Figure 9. Machine learning–based classification and prediction of H1N1 virus shedding status.

Figure 9

(A) Schematic of models used to classify virus shedding after challenge. Four models were generated from 4 data sets: cytokines/chemokines; CBC; cell abundance; and cell activation and proliferation (Supplemental Table 8). For each data set, the model was iteratively trained and tested on 50% held-out data 100 times.
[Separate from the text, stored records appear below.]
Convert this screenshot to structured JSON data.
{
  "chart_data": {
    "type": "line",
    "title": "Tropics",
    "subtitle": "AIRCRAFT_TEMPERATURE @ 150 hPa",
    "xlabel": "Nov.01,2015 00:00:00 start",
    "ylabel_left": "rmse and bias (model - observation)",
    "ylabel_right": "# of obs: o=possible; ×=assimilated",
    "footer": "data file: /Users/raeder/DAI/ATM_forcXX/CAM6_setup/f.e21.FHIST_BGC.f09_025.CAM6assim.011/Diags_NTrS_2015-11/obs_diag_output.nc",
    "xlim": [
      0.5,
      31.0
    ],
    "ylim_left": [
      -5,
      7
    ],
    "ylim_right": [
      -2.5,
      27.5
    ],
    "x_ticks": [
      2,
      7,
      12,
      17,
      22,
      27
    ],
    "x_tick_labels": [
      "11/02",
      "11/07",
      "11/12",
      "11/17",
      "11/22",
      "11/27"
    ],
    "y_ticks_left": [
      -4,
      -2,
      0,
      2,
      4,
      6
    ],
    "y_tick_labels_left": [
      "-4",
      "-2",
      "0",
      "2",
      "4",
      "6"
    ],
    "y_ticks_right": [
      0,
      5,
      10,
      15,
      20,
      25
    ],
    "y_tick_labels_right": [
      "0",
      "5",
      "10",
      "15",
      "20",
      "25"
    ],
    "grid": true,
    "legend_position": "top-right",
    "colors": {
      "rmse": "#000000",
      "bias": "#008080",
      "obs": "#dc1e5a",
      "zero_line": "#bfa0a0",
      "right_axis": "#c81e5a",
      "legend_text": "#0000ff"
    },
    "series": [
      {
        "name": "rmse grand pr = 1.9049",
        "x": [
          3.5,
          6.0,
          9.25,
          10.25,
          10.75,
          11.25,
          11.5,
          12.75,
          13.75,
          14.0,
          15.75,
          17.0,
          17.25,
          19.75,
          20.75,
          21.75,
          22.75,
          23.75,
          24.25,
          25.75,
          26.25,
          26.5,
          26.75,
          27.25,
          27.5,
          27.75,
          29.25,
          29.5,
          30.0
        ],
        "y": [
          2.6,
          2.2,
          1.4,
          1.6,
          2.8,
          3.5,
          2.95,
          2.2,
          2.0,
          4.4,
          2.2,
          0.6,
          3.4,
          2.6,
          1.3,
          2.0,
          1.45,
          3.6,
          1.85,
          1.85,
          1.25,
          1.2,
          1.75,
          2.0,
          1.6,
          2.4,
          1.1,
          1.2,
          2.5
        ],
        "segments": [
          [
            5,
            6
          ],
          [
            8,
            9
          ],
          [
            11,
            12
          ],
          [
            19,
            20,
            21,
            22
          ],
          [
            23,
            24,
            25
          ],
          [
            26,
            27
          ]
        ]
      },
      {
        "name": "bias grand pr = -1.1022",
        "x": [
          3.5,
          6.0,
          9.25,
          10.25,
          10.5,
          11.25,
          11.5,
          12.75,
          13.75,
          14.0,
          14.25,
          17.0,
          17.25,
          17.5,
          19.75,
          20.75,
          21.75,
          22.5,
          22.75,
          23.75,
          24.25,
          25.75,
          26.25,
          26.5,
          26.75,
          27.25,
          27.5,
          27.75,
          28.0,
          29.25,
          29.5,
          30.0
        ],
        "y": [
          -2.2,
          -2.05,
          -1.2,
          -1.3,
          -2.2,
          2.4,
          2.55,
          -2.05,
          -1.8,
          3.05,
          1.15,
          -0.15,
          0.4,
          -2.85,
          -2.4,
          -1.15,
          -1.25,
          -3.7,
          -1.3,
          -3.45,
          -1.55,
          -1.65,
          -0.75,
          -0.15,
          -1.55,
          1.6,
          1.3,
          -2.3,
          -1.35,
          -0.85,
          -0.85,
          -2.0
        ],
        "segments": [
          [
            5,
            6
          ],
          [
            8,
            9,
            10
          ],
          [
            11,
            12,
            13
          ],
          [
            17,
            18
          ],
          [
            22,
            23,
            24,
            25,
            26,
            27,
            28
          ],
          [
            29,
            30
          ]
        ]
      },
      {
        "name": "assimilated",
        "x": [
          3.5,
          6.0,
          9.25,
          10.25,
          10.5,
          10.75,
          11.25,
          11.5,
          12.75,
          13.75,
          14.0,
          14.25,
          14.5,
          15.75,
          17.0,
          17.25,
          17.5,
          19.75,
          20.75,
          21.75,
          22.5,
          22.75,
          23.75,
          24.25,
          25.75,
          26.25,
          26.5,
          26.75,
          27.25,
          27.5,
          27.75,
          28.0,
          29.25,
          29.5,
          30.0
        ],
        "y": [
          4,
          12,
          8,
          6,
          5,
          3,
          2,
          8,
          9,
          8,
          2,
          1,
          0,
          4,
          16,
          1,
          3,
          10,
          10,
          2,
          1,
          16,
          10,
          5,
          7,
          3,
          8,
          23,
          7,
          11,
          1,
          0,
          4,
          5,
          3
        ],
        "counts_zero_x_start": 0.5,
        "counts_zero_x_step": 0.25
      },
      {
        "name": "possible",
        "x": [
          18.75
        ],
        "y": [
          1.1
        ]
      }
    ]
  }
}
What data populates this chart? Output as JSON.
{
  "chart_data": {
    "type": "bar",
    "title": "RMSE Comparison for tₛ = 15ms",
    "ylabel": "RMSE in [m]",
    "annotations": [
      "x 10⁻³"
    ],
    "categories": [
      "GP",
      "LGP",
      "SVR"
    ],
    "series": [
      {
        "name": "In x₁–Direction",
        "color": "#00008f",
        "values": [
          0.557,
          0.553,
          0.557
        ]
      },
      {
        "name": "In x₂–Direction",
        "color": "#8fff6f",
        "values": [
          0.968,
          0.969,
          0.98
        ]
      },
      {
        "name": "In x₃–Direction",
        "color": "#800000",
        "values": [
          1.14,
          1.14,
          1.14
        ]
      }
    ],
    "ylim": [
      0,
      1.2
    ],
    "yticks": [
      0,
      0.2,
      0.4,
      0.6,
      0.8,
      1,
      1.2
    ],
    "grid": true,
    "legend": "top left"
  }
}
The performance for each individual model was the median value from 100 iterations. For the stacked model, individual models were combined. (B) Heatmap of P values for classification of virus shedding status on days 2–8. (C) Correlation network displays the relationship between features used in the combined model. Node sizes are proportional to the univariate correlation between a given feature and virus shedding. (D) The P values for each model on the day with the best overall classification power (day 6). (E) Receiver operating characteristic (ROC) curve evaluating the performance of the combined classification model on day 6. (F) Schematic of model used to predict virus shedding before challenge. The 4 data sets from A were used to generate a predictive model that was trained and tested iteratively on 50% held-out data 100 times. In contrast to A, only the top features associated with classification of virus shedding on day 6 from each data set were used to train models on day 1 data. Models were subsequently evaluated on the excluded day 1 test set. The performance for each individual model was the median value from 100 iterations. For the final model, individual models were combined. (G) The P values for each model on day 1. (H) ROC curve evaluating the performance of the combined predictive model on data collected on day 1. Wilcoxon’s signed-rank test (AH). n = 35 volunteers.